On the positive side, the defense forced 10 three and outs and held the offense to conversions on only 8-of-28 third downs. Success in that area would continue a trend from last season, when coordinator Todd Orlando’s unit ranked No. 3 nationally in allowing opponents to convert only 27.1 percent of third downs. In losses, that number spiked to near 30 percent, while wins featured a 24.5-percent conversion rate.

However, in a throwback to the season opener against Maryland that included a 3rd-and-19 conversion by the second-string quarterback for the Terrapines that led to a critical touchdown, the defense also gave up several long conversions on third down on Saturday. Herman said those also led to touchdowns.

During Tuesday’s practice, the same general trend of balance continued.

“We had a first-down period where it was kind of back and forth,” Herman said. “Offense had some really good plays. Defense had some really good plays. Goal-line/red-zone period, where the offense played well. Then we turned around and ended practice with a two-minute drill where the defense dominated.”

Typically, Texas plays music during practice, but Herman opted for silence on Tuesday in order to listen to how his team communicates with each other.

“I wanted to be able to make sure that I heard the things that were being said both from a communication standpoint and from an energy and excitement and leadership standpoint,” Herman said.

While that experience helped the Longhorns head coach better understand the interaction between players, Herman also knows he has a tendency to focus on mistakes, like a 10-play drive by the offense that failed to create points because of a false start or delay of game.

It took an assistant reminding Herman how much progress has occurred since this time last year for him to recall the overall progress made by his program.
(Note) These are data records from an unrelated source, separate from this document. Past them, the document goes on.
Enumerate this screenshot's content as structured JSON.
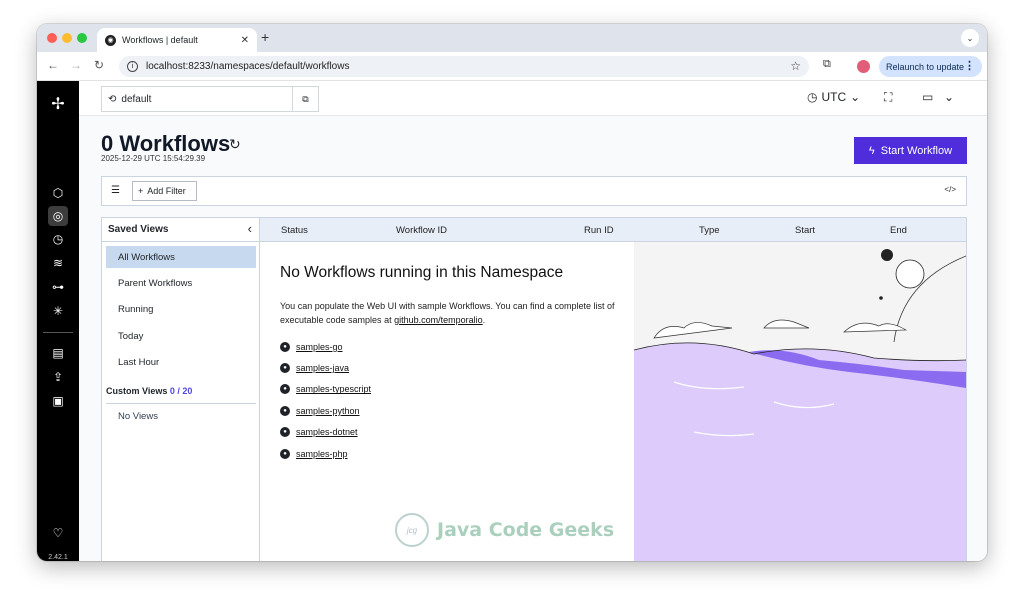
{
  "browser": {
    "tab_title": "Workflows | default",
    "url": "localhost:8233/namespaces/default/workflows",
    "relaunch_label": "Relaunch to update"
  },
  "rail": {
    "version": "2.42.1"
  },
  "topbar": {
    "namespace": "default",
    "timezone": "UTC"
  },
  "header": {
    "title": "0 Workflows",
    "timestamp": "2025-12-29 UTC 15:54:29.39",
    "start_button": "Start Workflow"
  },
  "filter": {
    "add_filter": "Add Filter"
  },
  "saved_views": {
    "title": "Saved Views",
    "items": [
      "All Workflows",
      "Parent Workflows",
      "Running",
      "Today",
      "Last Hour"
    ],
    "active_index": 0,
    "custom_title": "Custom Views",
    "custom_count": "0 / 20",
    "no_views": "No Views"
  },
  "table": {
    "columns": [
      "Status",
      "Workflow ID",
      "Run ID",
      "Type",
      "Start",
      "End"
    ]
  },
  "empty": {
    "heading": "No Workflows running in this Namespace",
    "text": "You can populate the Web UI with sample Workflows. You can find a complete list of executable code samples at",
    "link": "github.com/temporalio",
    "period": ".",
    "samples": [
      "samples-go",
      "samples-java",
      "samples-typescript",
      "samples-python",
      "samples-dotnet",
      "samples-php"
    ]
  },
  "watermark": {
    "text": "Java Code Geeks",
    "logo": "jcg"
  },
  "colors": {
    "accent": "#4f2ddb",
    "rail": "#000000",
    "active_view": "#c7d9ef",
    "art_purple": "#dccbfb"
  }
}
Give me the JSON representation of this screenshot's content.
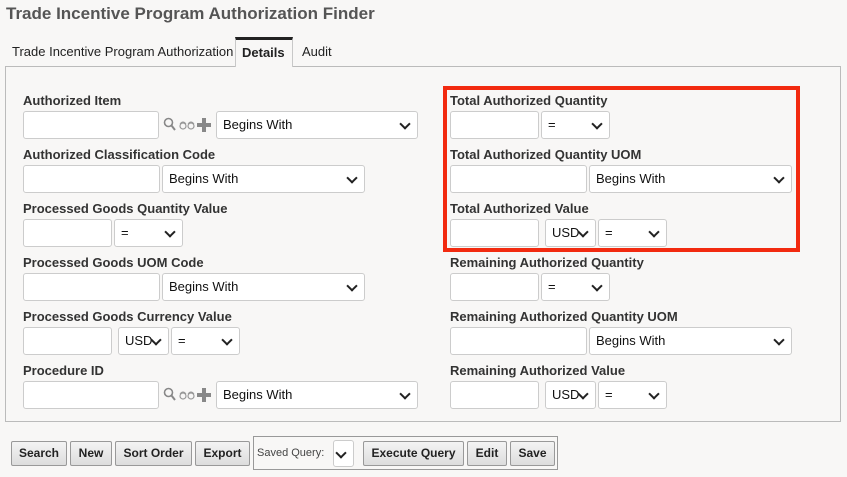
{
  "title": "Trade Incentive Program Authorization Finder",
  "tabs": [
    {
      "label": "Trade Incentive Program Authorization"
    },
    {
      "label": "Details"
    },
    {
      "label": "Audit"
    }
  ],
  "fields": [
    {
      "label": "Authorized Item",
      "type": "lookup",
      "value": "",
      "operator": "Begins With"
    },
    {
      "label": "Authorized Classification Code",
      "type": "text",
      "value": "",
      "operator": "Begins With"
    },
    {
      "label": "Processed Goods Quantity Value",
      "type": "num",
      "value": "",
      "operator": "="
    },
    {
      "label": "Processed Goods UOM Code",
      "type": "text",
      "value": "",
      "operator": "Begins With"
    },
    {
      "label": "Processed Goods Currency Value",
      "type": "currency",
      "value": "",
      "currency": "USD",
      "operator": "="
    },
    {
      "label": "Procedure ID",
      "type": "lookup",
      "value": "",
      "operator": "Begins With"
    },
    {
      "label": "Total Authorized Quantity",
      "type": "num",
      "value": "",
      "operator": "="
    },
    {
      "label": "Total Authorized Quantity UOM",
      "type": "text",
      "value": "",
      "operator": "Begins With"
    },
    {
      "label": "Total Authorized Value",
      "type": "currency",
      "value": "",
      "currency": "USD",
      "operator": "="
    },
    {
      "label": "Remaining Authorized Quantity",
      "type": "num",
      "value": "",
      "operator": "="
    },
    {
      "label": "Remaining Authorized Quantity UOM",
      "type": "text",
      "value": "",
      "operator": "Begins With"
    },
    {
      "label": "Remaining Authorized Value",
      "type": "currency",
      "value": "",
      "currency": "USD",
      "operator": "="
    }
  ],
  "buttons": {
    "search": "Search",
    "new": "New",
    "sort_order": "Sort Order",
    "export": "Export",
    "execute_query": "Execute Query",
    "edit": "Edit",
    "save": "Save"
  },
  "saved_query": {
    "label": "Saved Query:",
    "value": ""
  },
  "highlight_color": "#f22a10"
}
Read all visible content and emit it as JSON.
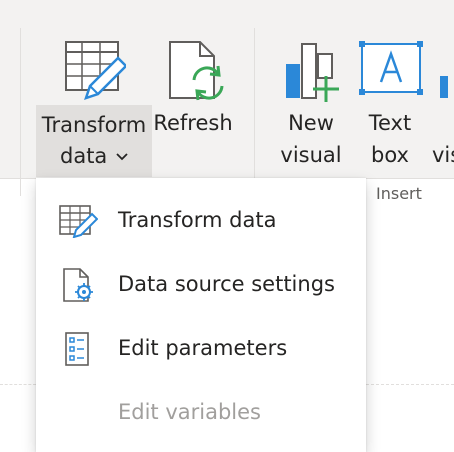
{
  "ribbon": {
    "transform": {
      "line1": "Transform",
      "line2": "data"
    },
    "refresh": {
      "label": "Refresh"
    },
    "new_visual": {
      "line1": "New",
      "line2": "visual"
    },
    "text_box": {
      "line1": "Text",
      "line2": "box"
    },
    "more_visuals": {
      "line2": "vis"
    },
    "insert_group_label": "Insert"
  },
  "menu": {
    "items": [
      {
        "label": "Transform data",
        "enabled": true,
        "icon": "transform-data-icon"
      },
      {
        "label": "Data source settings",
        "enabled": true,
        "icon": "data-source-settings-icon"
      },
      {
        "label": "Edit parameters",
        "enabled": true,
        "icon": "edit-parameters-icon"
      },
      {
        "label": "Edit variables",
        "enabled": false,
        "icon": ""
      }
    ]
  },
  "colors": {
    "accent": "#2b88d8",
    "refresh_green": "#3aa757",
    "ribbon_bg": "#f3f2f1"
  }
}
“Are we better now than we were then? Absolutely,” he said. “There’s a lot less coaching of culture and effort, or demanding of that. A lot more teaching.”

Instead of working on building culture, that allows the coaches to put an emphasis on development, one of the two key themes for the 15 spring practices this year, because the expectations were set last spring.

“I know when you compare it to this time last year, we’re well ahead of where we were,” Herman said.

“As long as it’s balanced, I think we’re headed in the right direction. It certainly appears that way right now.”